The easiest way to find the critical values is to use your textbook. At
the bottom of the z-table in the lower right hand corner of your inside
front cover, there are common critical values.

However, if you would like to use Minitab to look up the critical value,
you can do the following.

- Choose Calc / Probability Distributions / Normal
- Select Inverse cumulative probability
- The input constant is the area to the left of the critical value. Since
the confidence level is 95%, there is 5% split between the two tails. That
makes 2.5% in each tail. The area to the left of the left critical value is
2.5%, which is entered as the decimal 0.025.
- Click OK

If you want the critical value on the right side, you can use the
symmetry involved and just make the critical value you found above positive.
Another way to find the critical value on the right directly is to repeat
the steps above, but since there is 2.5% to the right of the right critical
value, there is 97.5% to the left.

## Finding the Confidence Interval (Question 9)

One purpose of this activity is to practice finding a confidence interval
by hand, but you can use Minitab to check your results.

- Go to Stat / Basic Statistics / 1 Proportion
- Click the Summarized Data radio button
- Enter the number of trials (n) and successes (x). Note, Minitab calls
successes "events".
- Click Options
- The confidence level is 95%.
- The test proportion is the 35% (written as 0.35) that was claimed. This
really isn't necessary for finding the confidence interval, though.
- Check to make sure the alternative hypothesis is "Not
Equal"
- Always check the box to base the test and interval on the normal
distribution (note that Minitab may complain about a small sample size, but
we're not getting into non-parametric hypothesis testing at this point, so
we're going to force the normal approximation).

- Click OK

You should get some output that looks like this.

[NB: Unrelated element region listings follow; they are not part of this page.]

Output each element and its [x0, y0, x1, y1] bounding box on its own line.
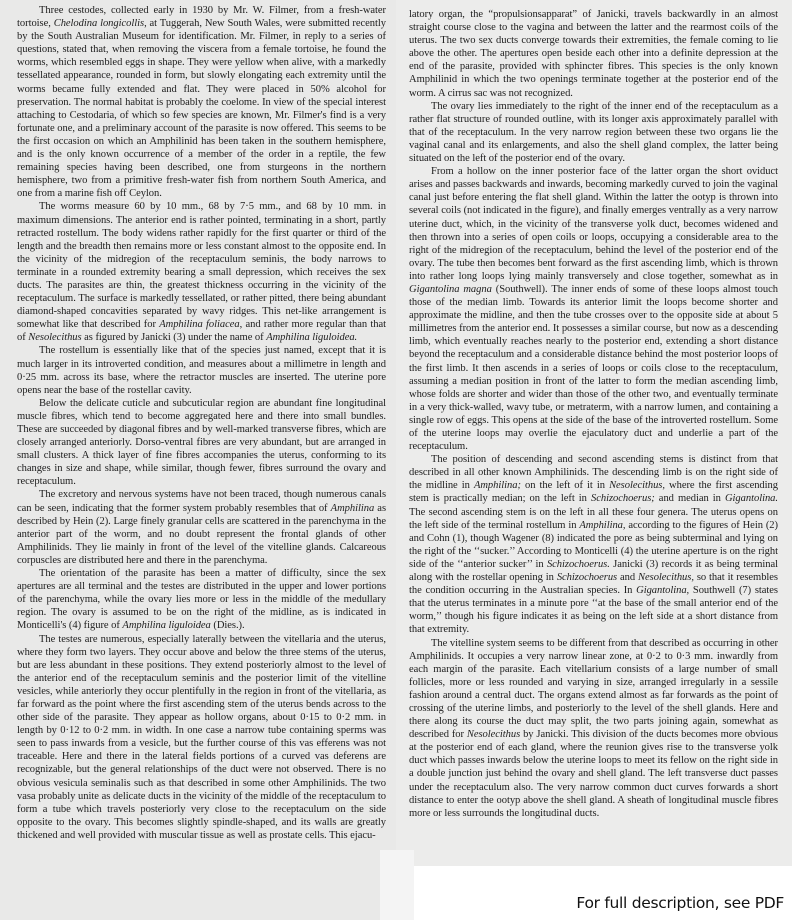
italic-term: Amphilina liguloidea.: [266, 332, 357, 343]
italic-term: Schizochoerus;: [591, 493, 655, 504]
italic-term: Gigantolina.: [725, 493, 778, 504]
paragraph: The position of descending and second as…: [409, 453, 778, 636]
text-run: latory organ, the “propulsionsapparat” o…: [409, 9, 778, 99]
italic-term: Amphilina: [331, 503, 375, 514]
paragraph: The vitelline system seems to be differe…: [409, 637, 778, 820]
paragraph: Below the delicate cuticle and subcuticu…: [17, 397, 386, 489]
italic-term: Chelodina longicollis: [54, 18, 144, 29]
footer-note-box: For full description, see PDF: [414, 866, 792, 920]
scan-margin: [380, 850, 414, 920]
text-run: (Southwell). The inner ends of some of t…: [409, 284, 778, 452]
italic-term: Nesolecithus: [28, 332, 81, 343]
text-run: and median in: [655, 493, 725, 504]
text-run: as figured by Janicki (3) under the name…: [82, 332, 267, 343]
italic-term: Nesolecithus,: [609, 480, 665, 491]
italic-term: Nesolecithus: [467, 729, 520, 740]
italic-term: Schizochoerus.: [547, 559, 610, 570]
italic-term: Nesolecithus,: [638, 572, 694, 583]
text-run: Below the delicate cuticle and subcuticu…: [17, 398, 386, 488]
text-run: The ovary lies immediately to the right …: [409, 101, 778, 164]
italic-term: Gigantolina magna: [409, 284, 492, 295]
italic-term: Gigantolina,: [636, 585, 689, 596]
text-run: on the left of it in: [521, 480, 609, 491]
paragraph: latory organ, the “propulsionsapparat” o…: [409, 8, 778, 100]
text-run: The testes are numerous, especially late…: [17, 634, 386, 841]
paragraph: The orientation of the parasite has been…: [17, 567, 386, 632]
text-run: by Janicki. This division of the ducts b…: [409, 729, 778, 819]
italic-term: Amphilina,: [579, 520, 625, 531]
paragraph: Three cestodes, collected early in 1930 …: [17, 4, 386, 200]
paragraph: The excretory and nervous systems have n…: [17, 488, 386, 567]
italic-term: Amphilina foliacea: [159, 319, 239, 330]
text-run: and: [617, 572, 638, 583]
text-run: From a hollow on the inner posterior fac…: [409, 166, 778, 282]
text-run: The rostellum is essentially like that o…: [17, 345, 386, 395]
italic-term: Amphilina;: [474, 480, 521, 491]
text-column-left: Three cestodes, collected early in 1930 …: [17, 4, 386, 842]
paragraph: The rostellum is essentially like that o…: [17, 344, 386, 396]
text-run: , at Tuggerah, New South Wales, were sub…: [17, 18, 386, 199]
text-run: (Dies.).: [211, 620, 245, 631]
footer-note[interactable]: For full description, see PDF: [576, 894, 784, 912]
text-column-right: latory organ, the “propulsionsapparat” o…: [409, 8, 778, 820]
text-run: The worms measure 60 by 10 mm., 68 by 7·…: [17, 201, 386, 330]
paragraph: The worms measure 60 by 10 mm., 68 by 7·…: [17, 200, 386, 344]
italic-term: Schizochoerus: [557, 572, 617, 583]
italic-term: Amphilina liguloidea: [122, 620, 210, 631]
paragraph: The ovary lies immediately to the right …: [409, 100, 778, 165]
text-run: The vitelline system seems to be differe…: [409, 638, 778, 741]
paragraph: The testes are numerous, especially late…: [17, 633, 386, 843]
paragraph: From a hollow on the inner posterior fac…: [409, 165, 778, 453]
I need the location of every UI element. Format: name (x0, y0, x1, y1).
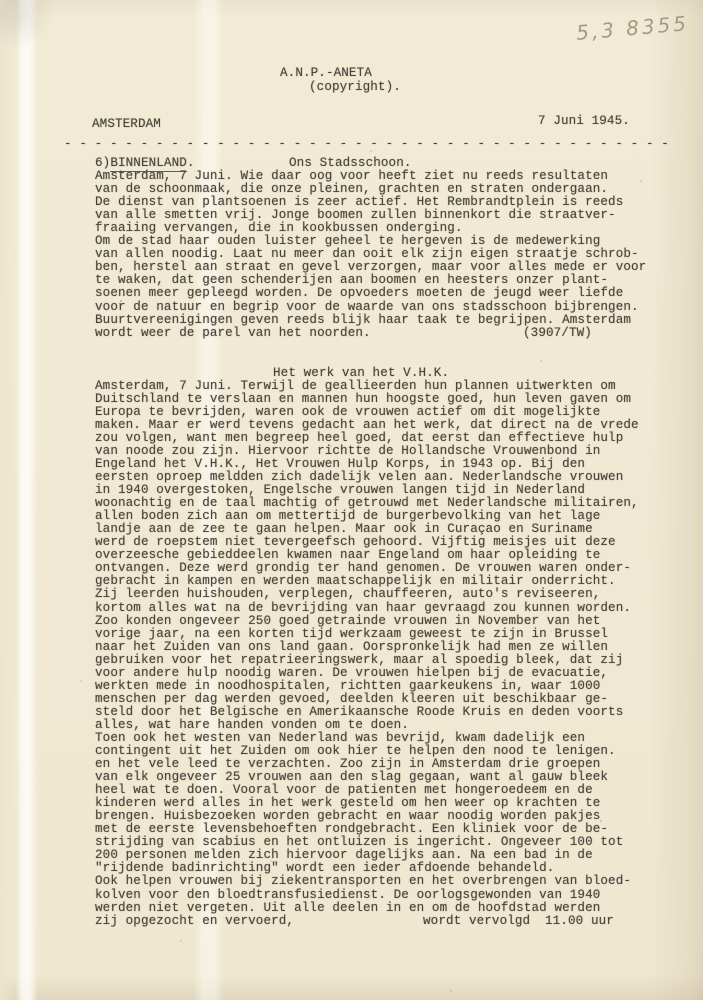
text-line: Buurtvereenigingen geven reeds blijk haa… (95, 314, 670, 327)
time-note: 11.00 uur (545, 915, 614, 928)
article-body: Amsterdam, 7 Juni. Wie daar oog voor hee… (95, 170, 670, 340)
agency-name: A.N.P.-ANETA (280, 66, 372, 80)
text-line: Zij leerden huishouden, verplegen, chauf… (95, 588, 670, 601)
continuation-note: wordt vervolgd (423, 915, 530, 928)
text-line: gebruiken voor het repatrieeringswerk, m… (95, 654, 670, 667)
text-line: Duitschland te verslaan en mannen hun ho… (95, 393, 670, 406)
article-heading-row: 6)BINNENLAND. Ons Stadsschoon. (95, 157, 670, 170)
article-title: Ons Stadsschoon. (289, 157, 412, 170)
dateline-city: AMSTERDAM (92, 117, 161, 131)
text-line: Europa te bevrijden, waren ook de vrouwe… (95, 406, 670, 419)
text-line: kolven voor den bloedtransfusiedienst. D… (95, 889, 670, 902)
text-line: steld door het Belgische en Amerikaansch… (95, 706, 670, 719)
text-line: soenen meer gepleegd worden. De opvoeder… (95, 287, 670, 300)
text-line: werkten mede in noodhospitalen, richtten… (95, 680, 670, 693)
text-line: voor de natuur en begrip voor de waarde … (95, 301, 670, 314)
text-line: Amsterdam, 7 Juni. Terwijl de geallieerd… (95, 380, 670, 393)
text-line: maken. Maar er werd tevens gedacht aan h… (95, 419, 670, 432)
text-line: kortom alles wat na de bevrijding van ha… (95, 602, 670, 615)
article-signoff: (3907/TW) (523, 327, 592, 340)
article-vhk: Het werk van het V.H.K. Amsterdam, 7 Jun… (95, 367, 670, 928)
article-title: Het werk van het V.H.K. (273, 367, 703, 380)
text-line: alles, wat hare handen vonden om te doen… (95, 719, 670, 732)
article-stadsschoon: 6)BINNENLAND. Ons Stadsschoon. Amsterdam… (95, 157, 670, 340)
text-column: 6)BINNENLAND. Ons Stadsschoon. Amsterdam… (95, 157, 670, 928)
text-line: Ook helpen vrouwen bij ziekentransporten… (95, 875, 670, 888)
section-label: 6)BINNENLAND. (95, 157, 195, 170)
text-line: naar het Zuiden van ons land gaan. Oorsp… (95, 641, 670, 654)
dateline-date: 7 Juni 1945. (538, 114, 630, 128)
pencil-archive-number: 5,3 8355 (575, 11, 690, 45)
section-title: BINNENLAND (110, 156, 187, 172)
text-line: vorige jaar, na een korten tijd werkzaam… (95, 628, 670, 641)
section-number: 6) (95, 156, 110, 170)
text-line: werden niet vergeten. Uit alle deelen in… (95, 902, 670, 915)
text-line: voor andere hulp noodig waren. De vrouwe… (95, 667, 670, 680)
dashed-divider: - - - - - - - - - - - - - - - - - - - - … (64, 137, 680, 151)
article-body: Amsterdam, 7 Juni. Terwijl de geallieerd… (95, 380, 670, 928)
text-line: menschen per dag werden gevoed, deelden … (95, 693, 670, 706)
text-line: zou volgen, want men begreep heel goed, … (95, 432, 670, 445)
copyright-line: (copyright). (309, 80, 401, 94)
section-dot: . (187, 156, 195, 170)
scanned-document-page: 5,3 8355 A.N.P.-ANETA (copyright). AMSTE… (0, 0, 703, 1000)
text-line: Zoo konden ongeveer 250 goed getrainde v… (95, 615, 670, 628)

Sample X N Sample p 95% CI Z-Value P-Value
1 12 50 0.240000 (0.121621, 0.358379) -1.63 0.103

The 95% Confidence Interval would be 0.121621 < p < 0.358379.

## Finding the Areas (Question 14)

You can do this with the normal table in the book as well.

- Choose Calc / Probability Distributions / Normal
- Select Cumulative probability
- The input constant is the test statistic
- Click OK

The value returned by Minitab is the area to the left of the test
statistic. You will need to take that value from 1 to find the area to the
right. You will then take the smaller area and double it to find the
p-value.